TheMeInTeam
If A implies B...
- Joined
- Jan 26, 2008
- Messages
- 27,989
If you look at the double-civ vote in the UN (public forum) and click on who voted in favor of Double-civs, you can see that the majority of the people who voted for double-civs are on Sirius...
This is not a coincidence. Lord Parkin is already very familiar with the best way to play with double civs. He has practiced it again and again. If we play with double civs, we are handing team Sirius a HUGE advantage in this game. That is not a level playing field, and it will not be as fun.
That is why so many Sirius players are in favor of it. It gives them a big advantage over us. Yes we can practice and play-test it, but Lord Parkin has already put months and months into playing with this strategy. As I said before, giving a big advantage to Lord Parkin by going along with the play option that he came up with and he is most familiar with will not be as fun as playing in a way that everyone is familiar with.
If we play with double-civs we will either need twice as many turnplayers, or we will need our turnplayers to spend twice as much time playing the turns.

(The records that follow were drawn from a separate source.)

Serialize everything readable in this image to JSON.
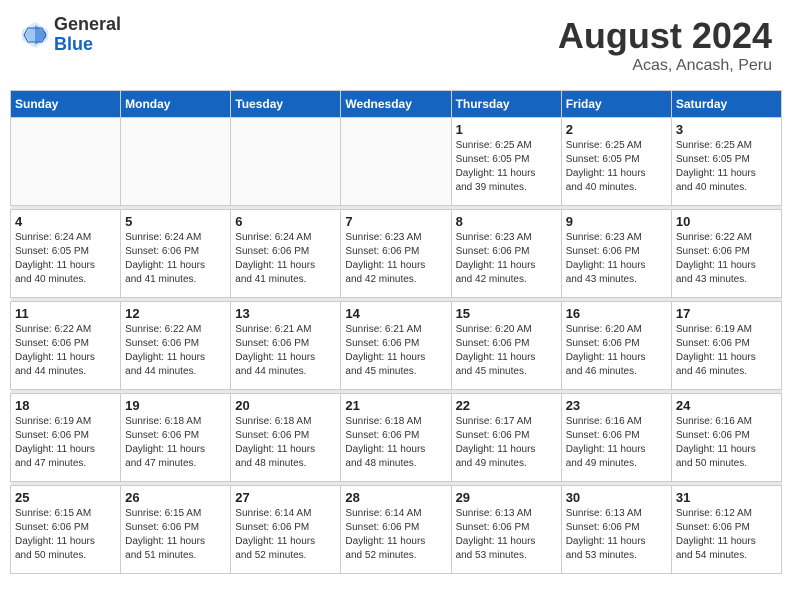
{
  "header": {
    "logo_general": "General",
    "logo_blue": "Blue",
    "month_year": "August 2024",
    "location": "Acas, Ancash, Peru"
  },
  "days_of_week": [
    "Sunday",
    "Monday",
    "Tuesday",
    "Wednesday",
    "Thursday",
    "Friday",
    "Saturday"
  ],
  "weeks": [
    [
      {
        "day": "",
        "info": ""
      },
      {
        "day": "",
        "info": ""
      },
      {
        "day": "",
        "info": ""
      },
      {
        "day": "",
        "info": ""
      },
      {
        "day": "1",
        "info": "Sunrise: 6:25 AM\nSunset: 6:05 PM\nDaylight: 11 hours\nand 39 minutes."
      },
      {
        "day": "2",
        "info": "Sunrise: 6:25 AM\nSunset: 6:05 PM\nDaylight: 11 hours\nand 40 minutes."
      },
      {
        "day": "3",
        "info": "Sunrise: 6:25 AM\nSunset: 6:05 PM\nDaylight: 11 hours\nand 40 minutes."
      }
    ],
    [
      {
        "day": "4",
        "info": "Sunrise: 6:24 AM\nSunset: 6:05 PM\nDaylight: 11 hours\nand 40 minutes."
      },
      {
        "day": "5",
        "info": "Sunrise: 6:24 AM\nSunset: 6:06 PM\nDaylight: 11 hours\nand 41 minutes."
      },
      {
        "day": "6",
        "info": "Sunrise: 6:24 AM\nSunset: 6:06 PM\nDaylight: 11 hours\nand 41 minutes."
      },
      {
        "day": "7",
        "info": "Sunrise: 6:23 AM\nSunset: 6:06 PM\nDaylight: 11 hours\nand 42 minutes."
      },
      {
        "day": "8",
        "info": "Sunrise: 6:23 AM\nSunset: 6:06 PM\nDaylight: 11 hours\nand 42 minutes."
      },
      {
        "day": "9",
        "info": "Sunrise: 6:23 AM\nSunset: 6:06 PM\nDaylight: 11 hours\nand 43 minutes."
      },
      {
        "day": "10",
        "info": "Sunrise: 6:22 AM\nSunset: 6:06 PM\nDaylight: 11 hours\nand 43 minutes."
      }
    ],
    [
      {
        "day": "11",
        "info": "Sunrise: 6:22 AM\nSunset: 6:06 PM\nDaylight: 11 hours\nand 44 minutes."
      },
      {
        "day": "12",
        "info": "Sunrise: 6:22 AM\nSunset: 6:06 PM\nDaylight: 11 hours\nand 44 minutes."
      },
      {
        "day": "13",
        "info": "Sunrise: 6:21 AM\nSunset: 6:06 PM\nDaylight: 11 hours\nand 44 minutes."
      },
      {
        "day": "14",
        "info": "Sunrise: 6:21 AM\nSunset: 6:06 PM\nDaylight: 11 hours\nand 45 minutes."
      },
      {
        "day": "15",
        "info": "Sunrise: 6:20 AM\nSunset: 6:06 PM\nDaylight: 11 hours\nand 45 minutes."
      },
      {
        "day": "16",
        "info": "Sunrise: 6:20 AM\nSunset: 6:06 PM\nDaylight: 11 hours\nand 46 minutes."
      },
      {
        "day": "17",
        "info": "Sunrise: 6:19 AM\nSunset: 6:06 PM\nDaylight: 11 hours\nand 46 minutes."
      }
    ],
    [
      {
        "day": "18",
        "info": "Sunrise: 6:19 AM\nSunset: 6:06 PM\nDaylight: 11 hours\nand 47 minutes."
      },
      {
        "day": "19",
        "info": "Sunrise: 6:18 AM\nSunset: 6:06 PM\nDaylight: 11 hours\nand 47 minutes."
      },
      {
        "day": "20",
        "info": "Sunrise: 6:18 AM\nSunset: 6:06 PM\nDaylight: 11 hours\nand 48 minutes."
      },
      {
        "day": "21",
        "info": "Sunrise: 6:18 AM\nSunset: 6:06 PM\nDaylight: 11 hours\nand 48 minutes."
      },
      {
        "day": "22",
        "info": "Sunrise: 6:17 AM\nSunset: 6:06 PM\nDaylight: 11 hours\nand 49 minutes."
      },
      {
        "day": "23",
        "info": "Sunrise: 6:16 AM\nSunset: 6:06 PM\nDaylight: 11 hours\nand 49 minutes."
      },
      {
        "day": "24",
        "info": "Sunrise: 6:16 AM\nSunset: 6:06 PM\nDaylight: 11 hours\nand 50 minutes."
      }
    ],
    [
      {
        "day": "25",
        "info": "Sunrise: 6:15 AM\nSunset: 6:06 PM\nDaylight: 11 hours\nand 50 minutes."
      },
      {
        "day": "26",
        "info": "Sunrise: 6:15 AM\nSunset: 6:06 PM\nDaylight: 11 hours\nand 51 minutes."
      },
      {
        "day": "27",
        "info": "Sunrise: 6:14 AM\nSunset: 6:06 PM\nDaylight: 11 hours\nand 52 minutes."
      },
      {
        "day": "28",
        "info": "Sunrise: 6:14 AM\nSunset: 6:06 PM\nDaylight: 11 hours\nand 52 minutes."
      },
      {
        "day": "29",
        "info": "Sunrise: 6:13 AM\nSunset: 6:06 PM\nDaylight: 11 hours\nand 53 minutes."
      },
      {
        "day": "30",
        "info": "Sunrise: 6:13 AM\nSunset: 6:06 PM\nDaylight: 11 hours\nand 53 minutes."
      },
      {
        "day": "31",
        "info": "Sunrise: 6:12 AM\nSunset: 6:06 PM\nDaylight: 11 hours\nand 54 minutes."
      }
    ]
  ]
}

If we don't have enough turnplayers or time our team will start having to rush our turns. That will not be as fun. Only a couple people play the turns... EVERYONE discusses the turns. The most fun is in the discussion not in playing the turns. Playing with two civs means more time is devoted to just moving the pieces around, and less time is available for discusion. In other words... less fun.
What scares me about Lord Parkin is not his knowledge of double civs, but just that's he's a very good player. Well, I have a group I play with regularly on Saturdays...we rarely do PvP, but Parkin's in that group...so we know somewhat of each other's tendencies .

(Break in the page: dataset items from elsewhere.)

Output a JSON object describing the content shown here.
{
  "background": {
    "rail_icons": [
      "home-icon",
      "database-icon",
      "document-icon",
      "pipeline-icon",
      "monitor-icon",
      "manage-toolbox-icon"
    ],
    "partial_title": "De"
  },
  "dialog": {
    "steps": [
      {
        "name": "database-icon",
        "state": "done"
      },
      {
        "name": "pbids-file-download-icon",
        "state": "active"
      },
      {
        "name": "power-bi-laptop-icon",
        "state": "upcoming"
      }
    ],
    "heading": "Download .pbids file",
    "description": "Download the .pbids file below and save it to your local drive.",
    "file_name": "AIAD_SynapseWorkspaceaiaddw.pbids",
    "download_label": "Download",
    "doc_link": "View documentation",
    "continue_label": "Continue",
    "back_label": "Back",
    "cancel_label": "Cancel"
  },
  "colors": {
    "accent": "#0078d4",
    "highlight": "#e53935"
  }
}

I don't have the same amount of XP concerning double civs as LP. That said, I've played dozens of games in that format, and I'm familiar with how it functions (it's effectively a turn 0 PA)...how wonders are applied, the accelerated tech rate (you tech faster against production than you'd normally see), inter-team logistics (tech is auto shared, religion/resources are not), etc.
Our only time in direct competition in this format was a 3v3v3v3 (two teams were monarch AIs), each team got it's own continent. My side won that game via using berserkers to raze 9 cities in 1 turn coming out of the fog...the other side was definitely not expecting it. Having better teammates made all the difference for my side ----> they were people I knew, and we worked in tandem. We also viciously picked on their weakest player. I'd have had the team keep him alive but at 1 city, so that they ate a tech penalty without his contribution .

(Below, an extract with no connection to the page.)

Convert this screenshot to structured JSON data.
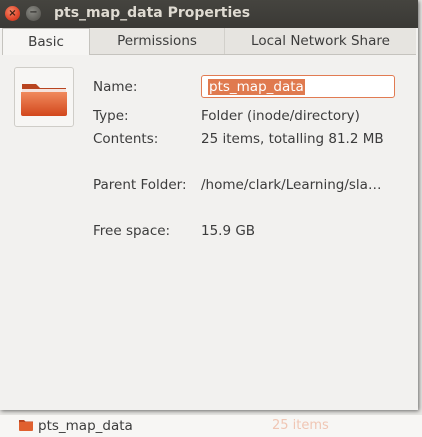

LP IS good at this format. But he isn't the only one...and neither am I. Snaaty, Obsolete, PaulisKhan, and several others have played the format, and high level players will adjust nearly instantly from what I've seen out of others in the past.
That's going to be less an issue since each team in this format will control both the civs...probably the same turn player will do so. It's really not that hard, and only adds time pressure in the early goings...once the land is filled up the difference between the two lessens to some extent.
That would be horrible. This should not be a reason not to attack each other. If for example Chamnix of the C3C MTDG II would decide to join MAVERICKS, I'd not hesitate for a second to attack that civ(s), if the situation in the game requires it. But that's just my opinion. I reallly hope that nobody on our team would have any objections to attack or to ally against a former team-mates team!?
On the contrary...if someone is known to be good = a threat, it is a very good idea to put that threat down ASAP. If that's not possible, at least try to point it away and try to keep it from strengthening too much.
Each team has several strong players at least though, so we're not going to be seeing much cherry picking.